I bought a candle yesterday for him. (It is mine, but it is symbolic.) I asked the girls who they thought it was for.... they thought of everybody under the sun EXCEPT their father. It is rectangular (like a brick) and sits in a frame... looks very much like a bed. It has TWO wicks. They understood IMMEDIATELY why I chose this candle for them. The two wicks symbolize the love of BOTH MY EX AND ME... and that we will be bound TOGETHER FOREVER BY THEM... (four cornered candle)... THE CHILDREN - THE FRUITS OF OUR LOVE - conceived of our marriage (hence, the marital bed). I glued four little butterflies to each corner of the frame (I bought the CD that has "Butterfly Kisses" for my ex for Father's Day one year... since then my girls have viewed their relationship w/my ex in this fashion.)
I told them, "See, just because Daddy and I won't be together as husband and wife any more (We will go to court next week, hopefully the divorce will be final then.) that DOESN'T mean that we don't BOTH LOVE YOU VERY MUCH!.... You guys will tie Daddy and me together - FOREVER!"
I can't tell you how happy this made them. They were so relieved. It was as if I "gave them permission" to love their father without feeling disloyal to me....
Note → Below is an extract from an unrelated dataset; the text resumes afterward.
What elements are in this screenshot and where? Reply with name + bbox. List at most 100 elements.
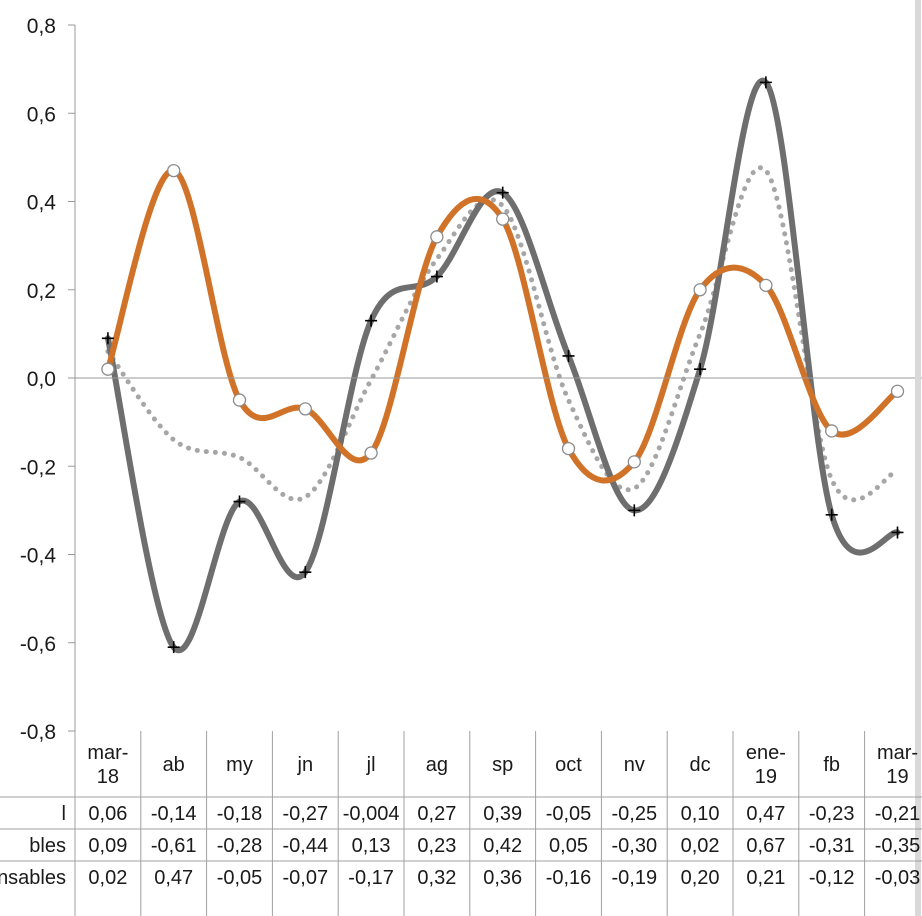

Why am I telling you this? Because FD, I have met you and I had felt such warmth and kindess from you - you are a GOOD MAN. I wish you happiness, strength and patience throughout the ENTIRE COURSE of your marriage....
Mine was over a long time ago, but it wasn't all bad. I was just hoping to impart a bit of my experience to you in the hopes that it would save you from some of the pain that I have felt.